Not quite significant. So I plot another one with range `[100..10000..100]`.

:::warning
There are some oscillation in the plot, I think it is because that there is not only this process which run on this machine. The cache may also be modified by other process, thus cause some additional cache miss, thus makes the execution time longer.
:::
#### Tasks
* At what point does cache blocked version of transpose become faster than the non-cache blocked version?
* When the dimension of matrix is bigger than 1000 (more accurate: bigger than 1600), the cache blocked version becomes significantly faster than the naive one. And the ratio of the speed of cache blocked version to naive version become larger (in exponential rate) along with the matrix size.
* Why does cache blocking require the matrix to be a certain size before it outperforms the non-cache blocked code?
* Because if the matrix size is small enough, it can entirely be store into the cache. In this case, there is no cache block replacement occur in each situation, so the performance of these 2 version are almost the same.

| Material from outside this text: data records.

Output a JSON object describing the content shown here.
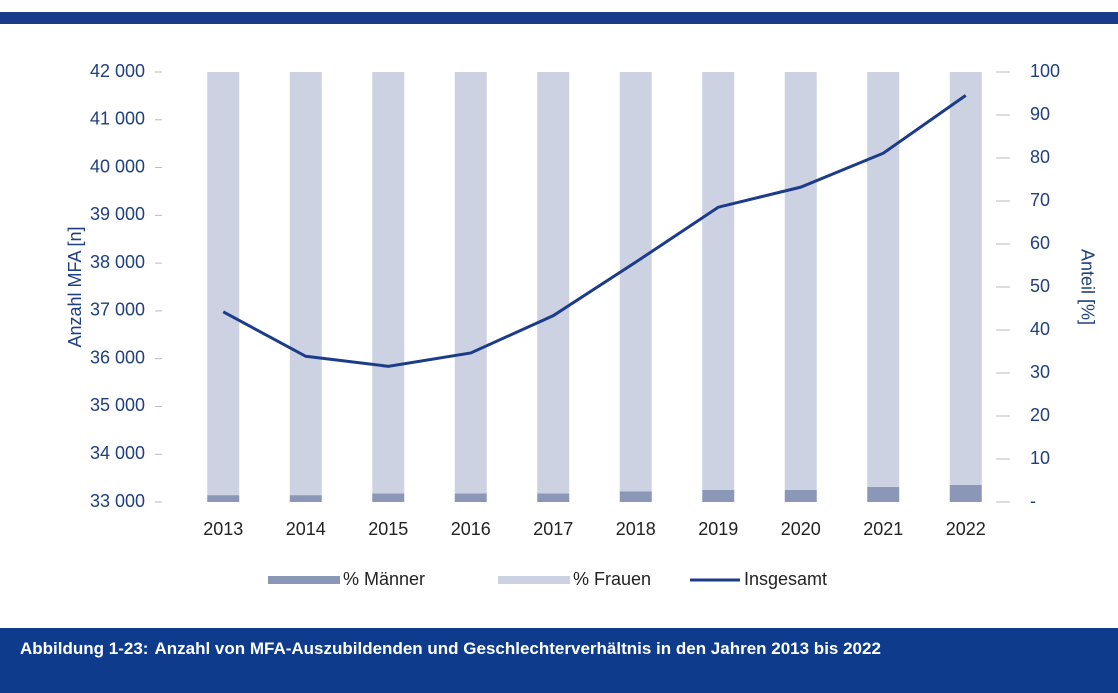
{
  "chart_data": {
    "type": "bar",
    "caption_label": "Abbildung 1-23:",
    "caption_text": "Anzahl von MFA-Auszubildenden und Geschlechterverhältnis in den Jahren 2013 bis 2022",
    "y_label": "Anzahl MFA [n]",
    "y2_label": "Anteil [%]",
    "categories": [
      "2013",
      "2014",
      "2015",
      "2016",
      "2017",
      "2018",
      "2019",
      "2020",
      "2021",
      "2022"
    ],
    "series": [
      {
        "name": "% Männer",
        "type": "bar",
        "axis": "y2",
        "color": "#8b97b6",
        "values": [
          1.6,
          1.6,
          2,
          2,
          2,
          2.5,
          2.8,
          2.8,
          3.5,
          4
        ]
      },
      {
        "name": "% Frauen",
        "type": "bar",
        "axis": "y2",
        "color": "#ccd2e2",
        "values": [
          98.4,
          98.4,
          98,
          98,
          98,
          97.5,
          97.2,
          97.2,
          96.5,
          96
        ]
      },
      {
        "name": "Insgesamt",
        "type": "line",
        "color": "#1c3c8a",
        "values": [
          36980,
          36050,
          35840,
          36120,
          36900,
          38020,
          39170,
          39590,
          40300,
          41510
        ]
      }
    ],
    "ylim": [
      33000,
      42000
    ],
    "yticks": [
      {
        "value": 33000,
        "label": "33 000"
      },
      {
        "value": 34000,
        "label": "34 000"
      },
      {
        "value": 35000,
        "label": "35 000"
      },
      {
        "value": 36000,
        "label": "36 000"
      },
      {
        "value": 37000,
        "label": "37 000"
      },
      {
        "value": 38000,
        "label": "38 000"
      },
      {
        "value": 39000,
        "label": "39 000"
      },
      {
        "value": 40000,
        "label": "40 000"
      },
      {
        "value": 41000,
        "label": "41 000"
      },
      {
        "value": 42000,
        "label": "42 000"
      }
    ],
    "y2lim": [
      0,
      100
    ],
    "y2ticks": [
      {
        "value": 0,
        "label": "-"
      },
      10,
      20,
      30,
      40,
      50,
      60,
      70,
      80,
      90,
      100
    ],
    "grid": false
  }
}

But as the matrix size grows, the cache blocked version causes less block replacement, thus outperforms the other version.
### Part 2 - Changing Blocksize
#### Requirement
Fix n to be 10000, and run your code with blocksize equal to 50, 100, 500, 1000, 5000.
#### Result
The result is ploted as below (only x axis is in logscale):

The result in range `[50..5000..50]` (x axis in normal scale):

:::warning
The naive version doesn't make use of `blocksize` parameter, so its execution time should be the same through out this experiment. But it is a little bit higher at the beginning. I guess it is because of the cold start misses.
:::
#### Task
* How does performance change as blocksize increases? Why is this the case?
* The performance drops along with the blocksize grows.
* Because when the block get larger, we need to access more cache block within a transpose in a block. This causes the bad locality. As the blocksize grows to the matrix dimension, it degenerate into the naive version. So the 2 line should intersect when the blocksize reach 10000.